Re: Coke switches to DB2!!

  • From: Grant Allen <gxallen@xxxxxxxxx>
  • To: wbfergus@xxxxxxxxx
  • Date: Tue, 13 Oct 2009 09:06:20 +1100

Yep, work with both.  From a DBA/management perspective, they are still 
substantially different with the z/OS version being heavily influenced by 
mainframe considerations, and the LUW version attempting to mimic Oracle for 
all the wrong reasons.  From a developer perspective, things have improved 
greatly (though there are still differences).  IBM publish a cross-platform SQL 
guide, the stored proc languages are converging (though still some issues), 
libraries for all common languages are available, etc.

Generally, new features are tried out in one architecture, and then appear in 
the other architecture at version n+1.  The exception has been the z/OS data 
sharing feature (think RAC), which has been on the mainframe for decades.  It 
only just got the LUW equivalent this week - pureScale.  I'd expect to see some 
benchmark spanking happening (think RAC with hundreds of nodes each running at 
80% of full single-node power).

Ciao
Fuzzy
:-)


------------------------------------------------
Dazed and confused about technology for 20 years
http://fuzzydata.wordpress.com/


Bill Ferguson wrote:
Does anybody on here work with both Oracle and DB2?

I was wondering, merely for my own information (thankfully nobody has
ever suggested this), if what Tom Kyte wrote many years ago is still
applicable today
(http://asktom.oracle.com/pls/asktom/f?p=100:11:6495007510621886::::P11_QUESTION_ID:1886476148373)?

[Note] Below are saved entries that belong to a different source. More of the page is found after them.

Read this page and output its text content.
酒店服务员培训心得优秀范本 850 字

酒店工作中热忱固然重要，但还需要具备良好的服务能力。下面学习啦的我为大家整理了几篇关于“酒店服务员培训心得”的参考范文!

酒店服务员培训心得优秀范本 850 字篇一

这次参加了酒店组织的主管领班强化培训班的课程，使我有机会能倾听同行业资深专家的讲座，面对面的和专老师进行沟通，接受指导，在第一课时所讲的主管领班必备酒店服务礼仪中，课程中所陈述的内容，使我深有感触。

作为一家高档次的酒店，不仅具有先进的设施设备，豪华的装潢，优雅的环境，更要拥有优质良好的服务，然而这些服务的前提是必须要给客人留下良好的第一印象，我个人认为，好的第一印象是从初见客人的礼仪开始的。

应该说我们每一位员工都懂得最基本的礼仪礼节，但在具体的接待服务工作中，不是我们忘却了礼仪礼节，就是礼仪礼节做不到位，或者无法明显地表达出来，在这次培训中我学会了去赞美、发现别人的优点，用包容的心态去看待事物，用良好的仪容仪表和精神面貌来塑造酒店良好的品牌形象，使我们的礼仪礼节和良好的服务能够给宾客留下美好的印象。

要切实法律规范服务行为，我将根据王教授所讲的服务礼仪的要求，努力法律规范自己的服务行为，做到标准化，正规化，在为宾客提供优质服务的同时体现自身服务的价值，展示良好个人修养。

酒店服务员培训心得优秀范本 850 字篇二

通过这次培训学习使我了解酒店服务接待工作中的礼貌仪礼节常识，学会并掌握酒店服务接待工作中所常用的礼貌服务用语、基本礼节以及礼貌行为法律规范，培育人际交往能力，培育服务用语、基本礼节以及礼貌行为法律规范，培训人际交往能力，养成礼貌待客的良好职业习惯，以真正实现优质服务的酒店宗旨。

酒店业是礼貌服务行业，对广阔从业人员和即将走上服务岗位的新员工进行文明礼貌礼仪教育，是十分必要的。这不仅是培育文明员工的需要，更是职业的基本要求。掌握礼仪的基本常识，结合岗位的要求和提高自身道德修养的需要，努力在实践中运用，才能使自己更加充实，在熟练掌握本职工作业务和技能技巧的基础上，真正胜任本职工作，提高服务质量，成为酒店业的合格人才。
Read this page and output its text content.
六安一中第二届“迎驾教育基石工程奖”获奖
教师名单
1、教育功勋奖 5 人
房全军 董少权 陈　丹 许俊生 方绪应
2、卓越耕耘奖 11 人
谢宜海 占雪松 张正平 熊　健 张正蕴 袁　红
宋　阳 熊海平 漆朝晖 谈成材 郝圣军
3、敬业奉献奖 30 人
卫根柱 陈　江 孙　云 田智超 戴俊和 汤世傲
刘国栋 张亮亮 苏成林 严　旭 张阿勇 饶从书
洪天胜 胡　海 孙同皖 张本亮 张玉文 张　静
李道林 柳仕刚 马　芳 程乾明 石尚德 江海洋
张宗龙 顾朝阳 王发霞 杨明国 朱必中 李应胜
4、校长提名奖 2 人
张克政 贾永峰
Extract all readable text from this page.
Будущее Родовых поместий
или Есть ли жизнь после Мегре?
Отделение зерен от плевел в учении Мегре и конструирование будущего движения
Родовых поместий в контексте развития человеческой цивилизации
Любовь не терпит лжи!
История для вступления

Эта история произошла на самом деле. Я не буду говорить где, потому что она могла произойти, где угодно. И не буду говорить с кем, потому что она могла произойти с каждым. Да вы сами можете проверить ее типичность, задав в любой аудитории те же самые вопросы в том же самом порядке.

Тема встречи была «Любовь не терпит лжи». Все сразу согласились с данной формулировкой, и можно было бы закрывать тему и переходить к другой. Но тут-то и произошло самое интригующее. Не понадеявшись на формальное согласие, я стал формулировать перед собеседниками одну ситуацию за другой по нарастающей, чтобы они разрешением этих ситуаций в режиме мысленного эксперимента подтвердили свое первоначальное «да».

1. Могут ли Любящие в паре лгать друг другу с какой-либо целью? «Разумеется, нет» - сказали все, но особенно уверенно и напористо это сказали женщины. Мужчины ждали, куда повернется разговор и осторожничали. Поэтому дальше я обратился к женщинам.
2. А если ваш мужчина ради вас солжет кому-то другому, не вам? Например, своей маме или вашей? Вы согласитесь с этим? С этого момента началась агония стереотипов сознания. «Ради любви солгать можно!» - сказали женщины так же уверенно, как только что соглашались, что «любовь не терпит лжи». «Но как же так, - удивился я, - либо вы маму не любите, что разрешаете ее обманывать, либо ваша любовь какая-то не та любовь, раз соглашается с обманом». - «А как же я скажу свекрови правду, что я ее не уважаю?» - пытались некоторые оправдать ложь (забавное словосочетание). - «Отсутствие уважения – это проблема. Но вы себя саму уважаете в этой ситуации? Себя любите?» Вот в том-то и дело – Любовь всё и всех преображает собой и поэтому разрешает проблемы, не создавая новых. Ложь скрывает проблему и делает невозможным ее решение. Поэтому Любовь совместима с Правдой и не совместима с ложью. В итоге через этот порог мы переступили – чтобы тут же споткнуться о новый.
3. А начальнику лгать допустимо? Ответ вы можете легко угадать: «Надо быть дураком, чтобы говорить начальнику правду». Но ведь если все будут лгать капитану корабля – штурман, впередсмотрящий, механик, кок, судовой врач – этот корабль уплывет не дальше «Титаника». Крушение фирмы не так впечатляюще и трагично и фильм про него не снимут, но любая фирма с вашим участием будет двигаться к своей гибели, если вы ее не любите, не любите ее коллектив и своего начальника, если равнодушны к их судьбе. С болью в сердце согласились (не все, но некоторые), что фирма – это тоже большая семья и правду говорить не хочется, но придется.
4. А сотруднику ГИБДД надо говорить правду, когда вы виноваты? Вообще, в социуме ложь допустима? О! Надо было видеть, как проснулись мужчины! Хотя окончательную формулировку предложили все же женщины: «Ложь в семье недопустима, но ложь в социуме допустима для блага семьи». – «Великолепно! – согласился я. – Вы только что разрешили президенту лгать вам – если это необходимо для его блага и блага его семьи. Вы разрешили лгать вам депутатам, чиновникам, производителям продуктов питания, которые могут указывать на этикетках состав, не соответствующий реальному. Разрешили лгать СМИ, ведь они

Specifically where he says:
"What DB2 do you use on all platforms?  Answer -- none, they have
different DB2's for different
architectures. (that report often seems to confuse things in DB2/OS390
with DB2/UDB -- "features
they've had for years", that OS390 -- UDB, totally different code
base, totally different
architecture."

Has IBM improved this 'initial' flaw, or is this still an issue with DB2?